Isiro: Naissance de l'association des anciens kizitois


Les anciens élèves du prestigieux collège Kizito d'Isiro, capitale provinciale du Haut-Uele se sont réunis ce mercredi, 19 août dans l'enceinte de l'Institut pour réfléchir autour de l'avenir de cet établissement d'enseignement.

Après la séance d'ouverture solennelle de cette sorte d'états généraux, les membres de la nouvelle association, "Mutuelle des Anciens de Kizito", (MAKI) ont procédé à l'adoption, article par article des statuts de leur structure naissante élaborés par plusieurs membres disséminés à travers le monde.

"Ici nous nous retrouvons à l'Institut collègue Kizito, une école qui a été créée pendant la rébellion de 1965 par nos pères dominicains laïcs. En fait, nous avons voulu rendre hommage à ceux qui avaient créé cette école pour la relève intellectuelle du bassin de l'uele et aussi rendre hommage à ceux qui se sont engagés pour notre formation. Ici ont été formés dans des bonnes conditions, des médecins, des sénateurs, des avocats, des professeurs. Nous nous retrouvons ici parce que nous avons le devoir de mémoire de perpétuer les activités qui ont été initiées par nos fondateurs. Concrètement, nous nous sommes retrouvés dans cette école pour évaluer les activités qui ont été menées et adopter les statuts de notre association, les anciens kizitois qui est un outil important pour relever les défis qui sont devant nous", a déclaré Raphaël Marie Masoki Atambana, président de l'association interrogé par la presse à l'issue de cette séance.

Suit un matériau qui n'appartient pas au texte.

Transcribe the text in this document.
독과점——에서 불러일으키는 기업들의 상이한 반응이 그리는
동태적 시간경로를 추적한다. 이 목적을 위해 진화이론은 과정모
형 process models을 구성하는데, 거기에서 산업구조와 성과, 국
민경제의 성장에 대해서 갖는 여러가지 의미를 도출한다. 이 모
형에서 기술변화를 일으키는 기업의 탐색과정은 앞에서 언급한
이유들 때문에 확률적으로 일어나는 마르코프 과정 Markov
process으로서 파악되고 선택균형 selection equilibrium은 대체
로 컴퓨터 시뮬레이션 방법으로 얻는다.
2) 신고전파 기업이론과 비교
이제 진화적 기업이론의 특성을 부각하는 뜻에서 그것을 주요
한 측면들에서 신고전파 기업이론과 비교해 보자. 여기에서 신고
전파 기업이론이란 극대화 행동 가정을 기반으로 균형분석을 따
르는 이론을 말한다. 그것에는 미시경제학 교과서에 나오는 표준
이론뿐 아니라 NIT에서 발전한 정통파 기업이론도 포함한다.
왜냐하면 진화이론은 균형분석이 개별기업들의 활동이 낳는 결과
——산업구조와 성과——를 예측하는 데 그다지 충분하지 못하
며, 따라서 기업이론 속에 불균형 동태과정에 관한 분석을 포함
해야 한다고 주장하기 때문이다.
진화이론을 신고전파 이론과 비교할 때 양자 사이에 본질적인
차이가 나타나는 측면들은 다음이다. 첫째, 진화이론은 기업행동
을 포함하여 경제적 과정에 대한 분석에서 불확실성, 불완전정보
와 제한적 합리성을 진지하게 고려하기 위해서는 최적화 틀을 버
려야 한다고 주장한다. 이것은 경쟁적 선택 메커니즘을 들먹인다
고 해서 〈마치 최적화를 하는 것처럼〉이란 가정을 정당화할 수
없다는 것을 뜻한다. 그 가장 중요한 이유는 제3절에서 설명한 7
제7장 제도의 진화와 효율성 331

Les membres de la MAKI à Isiro

"Nous estimons qu'il nous faut apporter notre pierre à l'édifice, faire en sorte que nous puissions aller de l'avant. Nous avons dressé des états de besoins pour que nous puissions réhabiliter des salles des classes, des bureaux administratifs et l'équiper des bureaux en chaises, en tables, en outils informatiques(…) de cette école qui a fait de nous ce que nous sommes aujourd'hui. Nous profitons de cette occasion pour lancer un appel à tous les anciens kizitois à travers le monde, nous leur demandons de faire preuve de solidarité, d'apporter leur contribution tant sur le plan matériel et autres pour la bonne marche de cette école. Nous en appelons aussi au pouvoir public, notamment l'autorité provinciale qu'elle puisse apporter sa contribution ainsi que nos élus qui se retrouvent à Kinshasa et ailleurs, les personnes de bonne volonté qu'elles n'hésitent pas un seul instant d'apporter leur contribution pour cette école", a-t-il lancé.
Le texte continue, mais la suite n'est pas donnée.